Every so often I get ambitious and clean the kitchen and bathroom cabinets, using orange oil. It keeps the wood looking good, especially when you consider that the cabinets are 40 years old. I’ve written about that task. Today I took the orange oil and a roll of paper towels to church to clean the conference table in the office. Made me feel very ambitious to be cleaning somewhere beside my own house.

Last Wednesday, at Bible study, sitting around that conference room table, I realized that it was in pretty bad shape. I contacted the office administrator to see if I could bring my supplies and clean the table since there wouldn’t be any Bible study today. She gladly accepted my offer.

I arrived about 11, after having my hair done, and got busy. The table is at least eight feet long, maybe 10 feet. It seats 10 people comfortably, and can seat up to 14 if we crowd our chairs around at odd angles. The table sees a lot of use. The Bible study, the money counters, the staff meetings, committee meetings, new members’ class, prayer meetings. The table is of the 1960s vintage. Sleek wood. It was very dirty and stained. I used at least 20 paper towels applying and rubbing in the orange oil.

The table began to shine and its long-lived veneer began to come through. As I worked the oil into the table, I thought of the many people who had sat at that table. The decisions that had been made. The work that had been done. The friendships. The laughter. The tears. It could tell some stories. I prayed as I worked. That God will bless the people who sit at the table. Bless their words, their work, their life.

The pastor wandered in and asked me how I knew it was so dirty, from just sitting at it. Wood should look good, even if it has been used for so many years. I told him that I liked wood furnishings, having so many in my own house, and even though old, I don’t believe you get rid of something just because it no longer looks new. Instead, you care for it. For you see, the wood has a story to tell as well as a job to do.

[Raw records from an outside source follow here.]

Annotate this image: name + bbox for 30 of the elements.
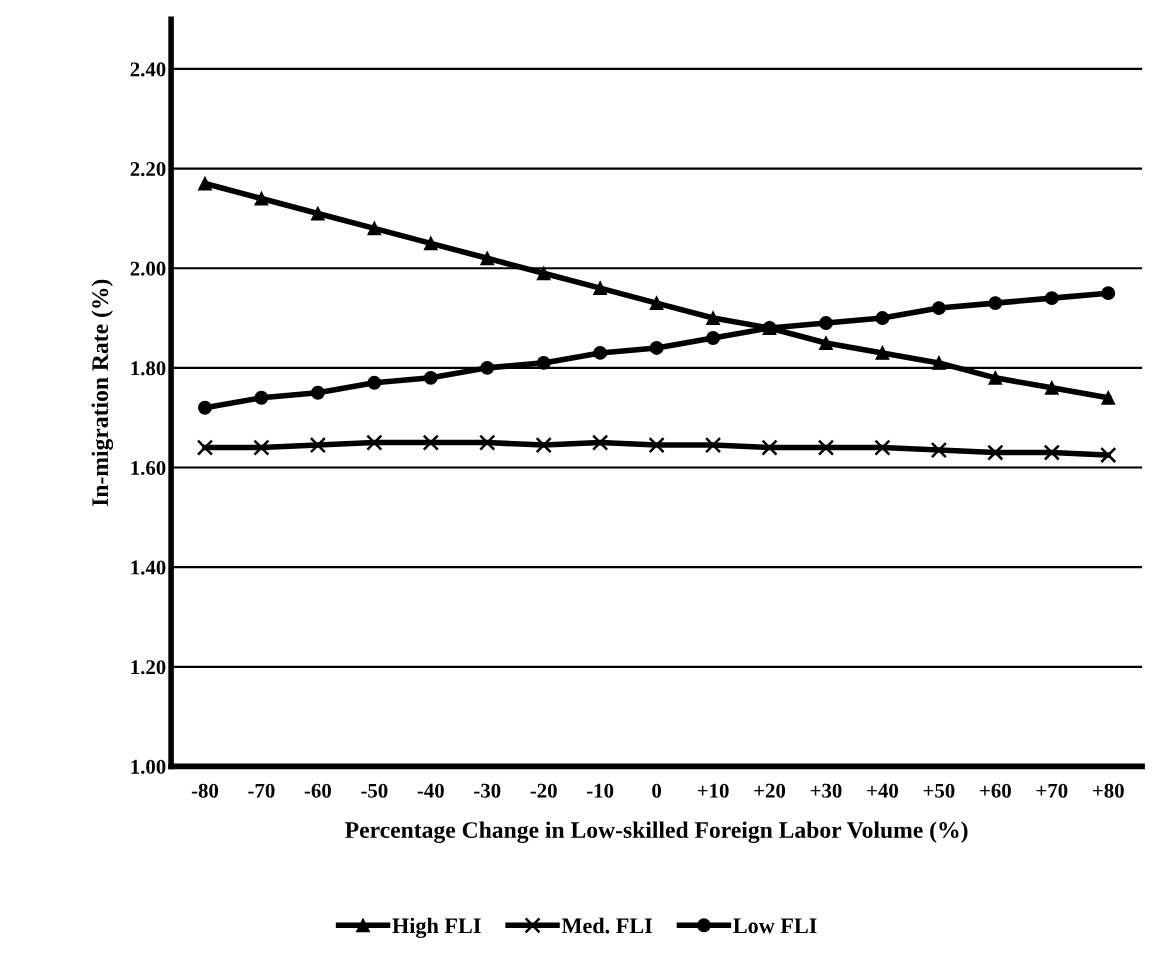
x-tick-label: -80: [191, 783, 219, 798]
x-tick-label: -20: [530, 783, 557, 798]
x-tick-label: +40: [867, 783, 898, 798]
x-tick-label: +10: [697, 783, 729, 798]
y-tick-label: 1.60: [131, 460, 166, 476]
x-tick-label: -40: [417, 783, 444, 798]
y-tick-label: 1.40: [131, 560, 166, 575]
y-tick-label: 2.20: [130, 161, 166, 177]
legend-label: Low FLI: [733, 918, 817, 934]
x-tick-label: +60: [980, 783, 1011, 798]
y-tick-label: 2.40: [130, 62, 166, 77]
x-tick-label: -70: [248, 783, 275, 798]
y-tick-label: 2.00: [130, 261, 166, 276]
y-tick-label: 1.20: [131, 660, 166, 675]
y-tick-label: 1.00: [131, 759, 166, 774]
x-tick-label: 0: [652, 783, 662, 798]
x-tick-label: +50: [923, 783, 955, 798]
x-tick-label: -60: [304, 783, 331, 798]
legend-label: High FLI: [392, 917, 481, 938]
x-tick-label: +20: [754, 783, 786, 798]
x-axis-title: Percentage Change in Low-skilled Foreign Labor Volume (%): [345, 821, 968, 843]
x-tick-label: +80: [1093, 783, 1124, 798]
y-tick-label: 1.80: [131, 361, 166, 376]
x-tick-label: -50: [361, 783, 388, 798]
x-tick-label: -30: [474, 783, 501, 798]
x-tick-label: -10: [587, 783, 614, 798]
legend-label: Med. FLI: [561, 917, 653, 934]
y-axis-title: In-migration Rate (%): [91, 279, 114, 507]
x-tick-label: +30: [810, 783, 842, 798]
x-tick-label: +70: [1036, 783, 1068, 798]
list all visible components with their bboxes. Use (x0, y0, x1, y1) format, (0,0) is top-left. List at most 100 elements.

10 responses to “To make the veneer shine

  1. sounds like you did a good job!

  2. I like this. I like the idea of a table that has been put to good use and is now getting special care and attention. This seems important, somehow.

  3. Orange oil? I’ve never heard of that. I’ll keep my eyes open. Our bedroom furniture could use some good cleaning.

    • A visiting pastor, from the denomination’s high sierra camp, came through while I was working, saw the difference between the cleaned and the dirty wood and asked what I was using. He took a picture of the bottle and then asked where he could buy it. I get mine at Orchard Supply Hardware.

  4. What an interesting post. Wood tables are becoming extinct, so I’m sure glad you made this one shine. I’ll bet many more stories will be shared around that table. 🙂

  5. Nice metaphor about the wood and the people.

  6. I find it’s always more fun to clean somewhere other than my own house.

  7. I love this post. You find joy in the best places.

  8. This is just such a comforting entry.